We’re here to help. According to the New Zealand Government, any vehicle that you can charge from an external power source (i.e. it has a plug) is an EV. So all EVs are plug-ins and all plug-ins are EVs. Simple so far.
But there are EVs that run only on battery and others that also have a combustion engine to help them along. That’s an important distinction from a consumer point of view, because the former (Nissan Leaf, for example) is zero- emissions any time it’s driving, whereas the latter (Mitsubishi Outlander PHEV, for example, pictured above) provides only a small amount of pure-electric running and still burns fossil fuel the rest of the time.
So it’s also common to differentiate between plug-ins by calling a pure-electric car a Battery Electric Vehicle (BEV) and one with a petrol or diesel engine a Plug-in Hybrid Electric Vehicle (PHEV). But they are both definitely EVs because they can both be recharged from the mains and driven just on battery.
All BEVs are EVs, but not all EVs are BEVs.
So what about hybrids — the ones without plugs? These are not technically EVs, but they are often described as “electrified”. Some carmakers confuse the issue further by calling their hybrids “self charging”, which is ostensibly true but also a snip misleading because the kinetic energy required to to charge them is largely created by burning petrol. But they do still save lots of fuel, because energy normally lost in coasting or braking is recovered and stored.

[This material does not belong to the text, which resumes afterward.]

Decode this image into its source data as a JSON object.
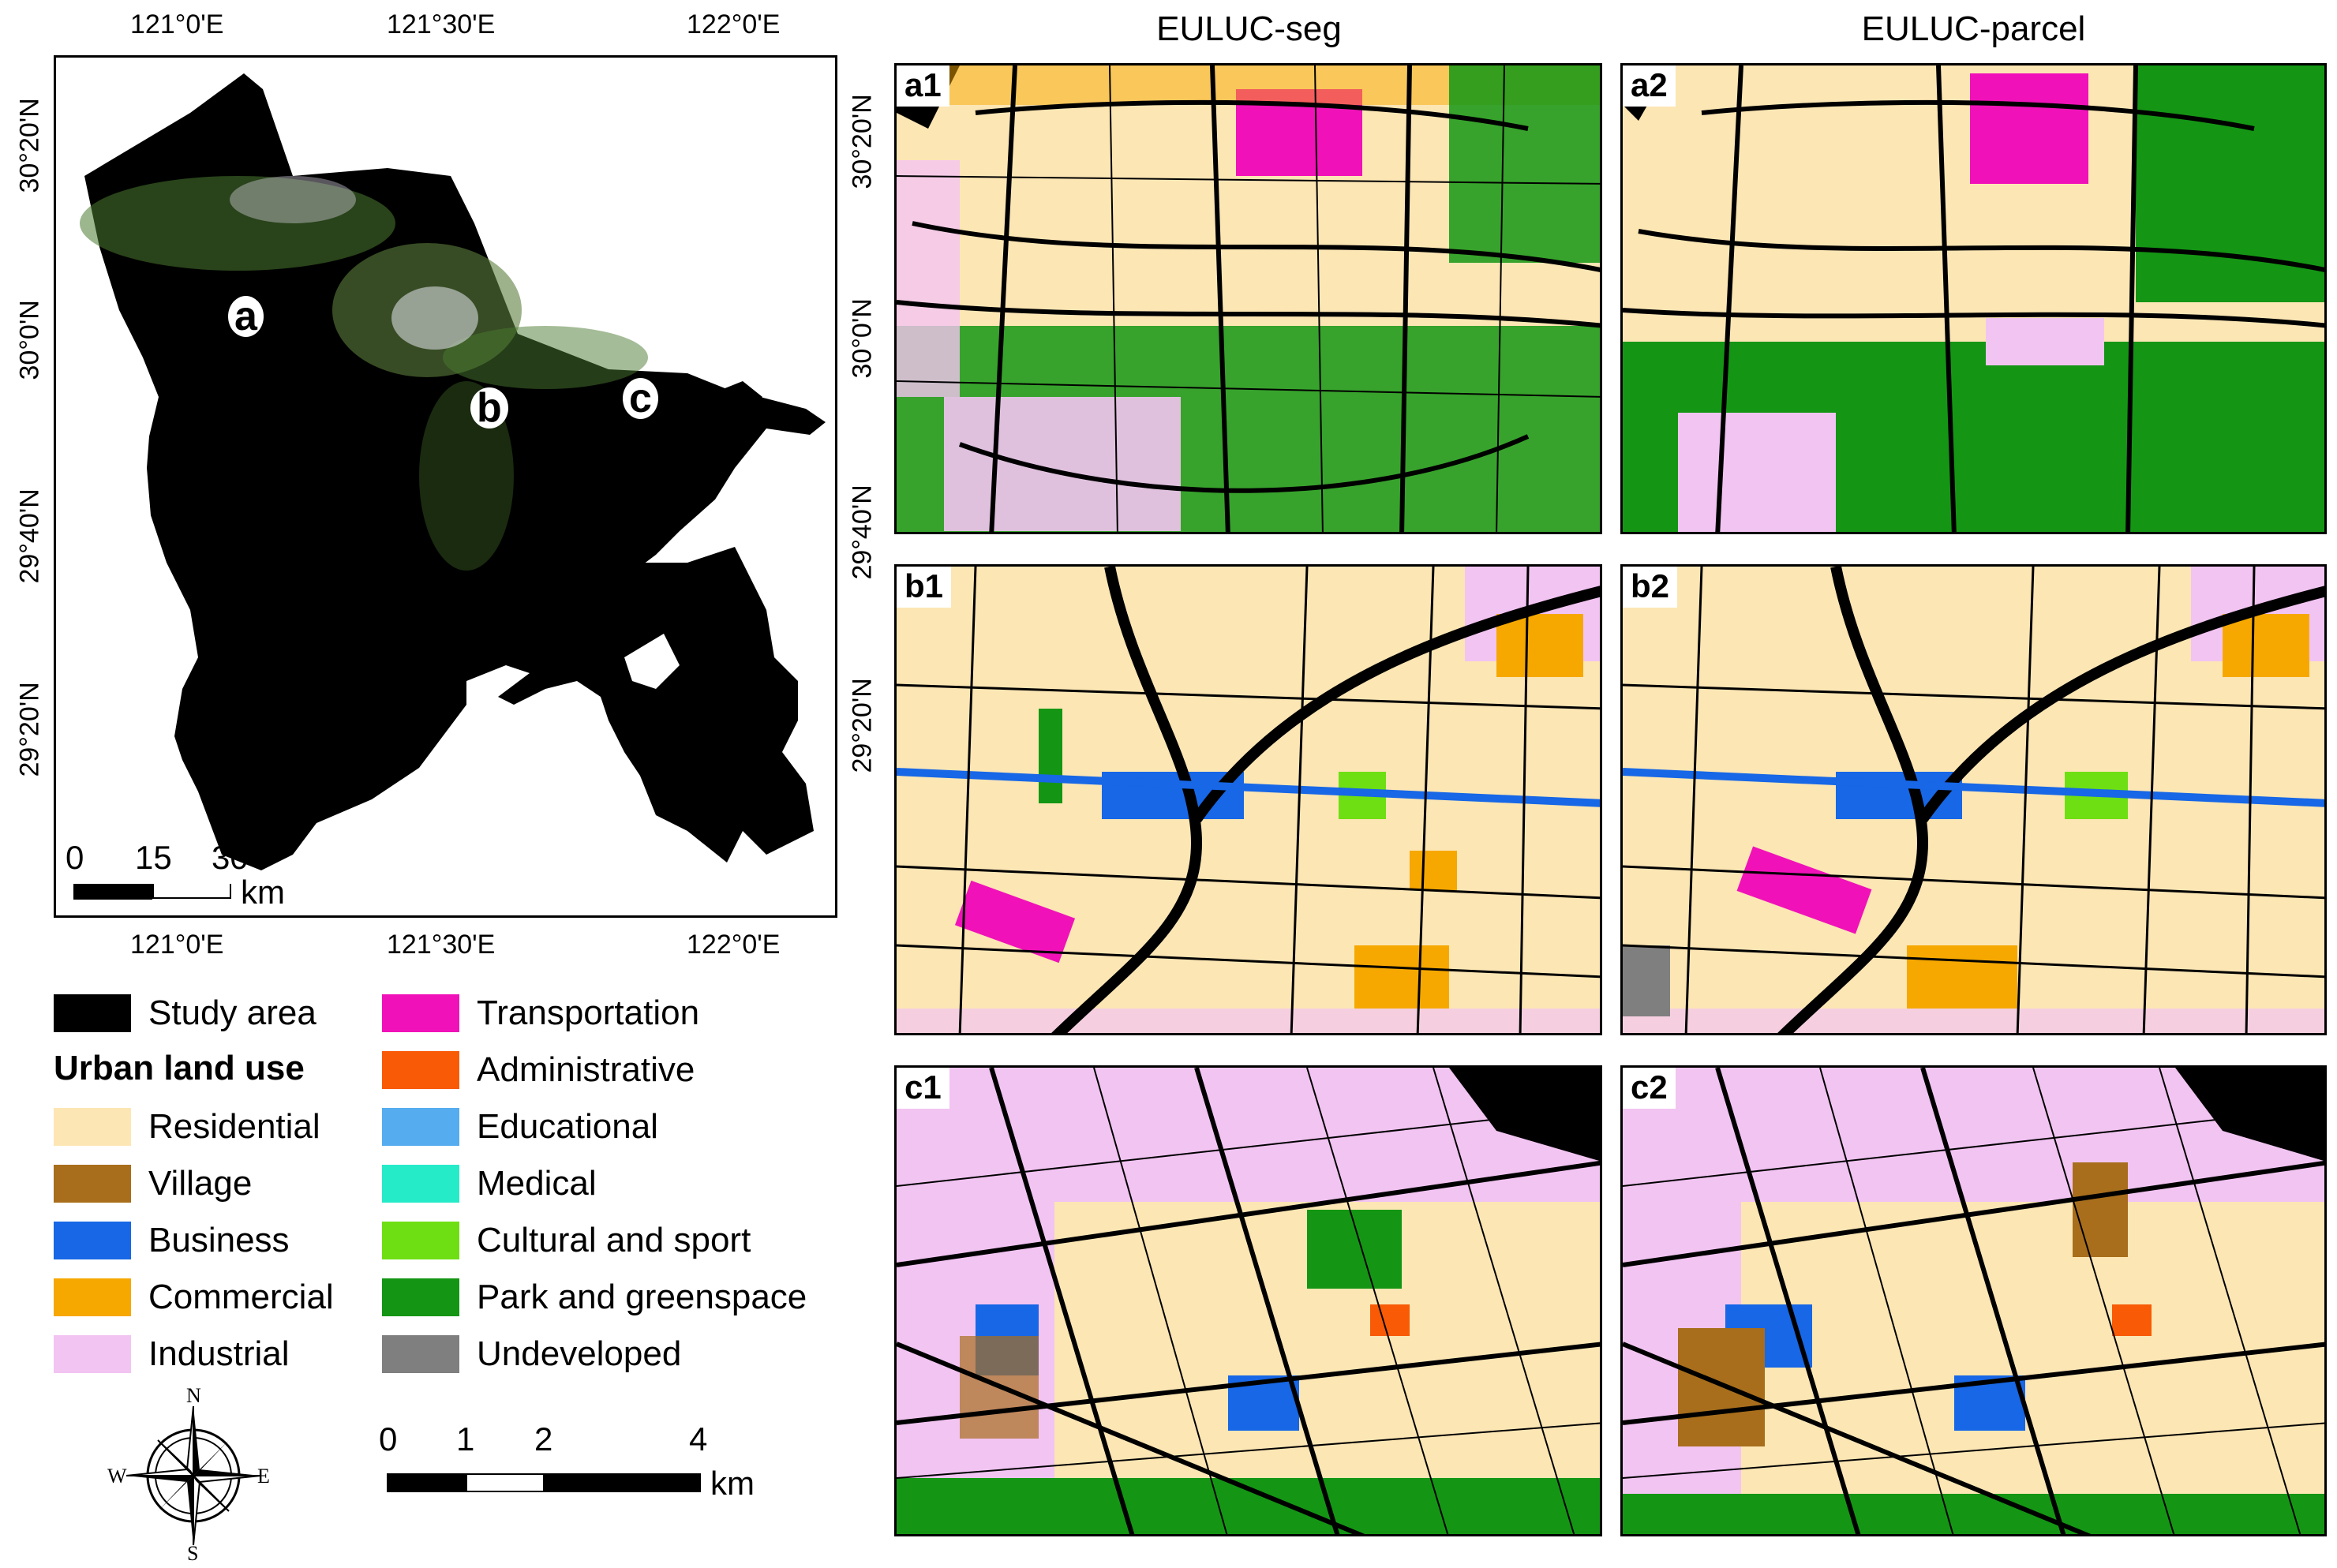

The Toyota Prius is a good illustration. The regular Prius is a petrol-electric hybrid, or an electrified vehicle; you don’t plug it in, although it is known for being very economical. Similar technology powers electrified versions of the C-HR, Corolla [pictured below] and RAV4.
But there’s also a Prius model called the Prime, which has a much larger battery with a plug attached. You can drive it for 63km on battery power alone, before it reverts to hybrid operation. So it’s a PHEV.
To recap: a BEV relies solely on battery power and once it’s flat, it has to be recharged, so the range is really important. A PHEV can run short distances on electric power (30-50km is typical) but once the electric power runs out it reverts straight to using fuel and you can drive it normally until you have time to charge again.
And hybrids aren’t technically EVs, although many are really good. They are severely limited in pure-electric running (anywhere from a few hundred metres to 2km), but the battery assistance and regenerative technology can improve fuel economy by 20-30 per cent compared with a conventional combustion-engined car.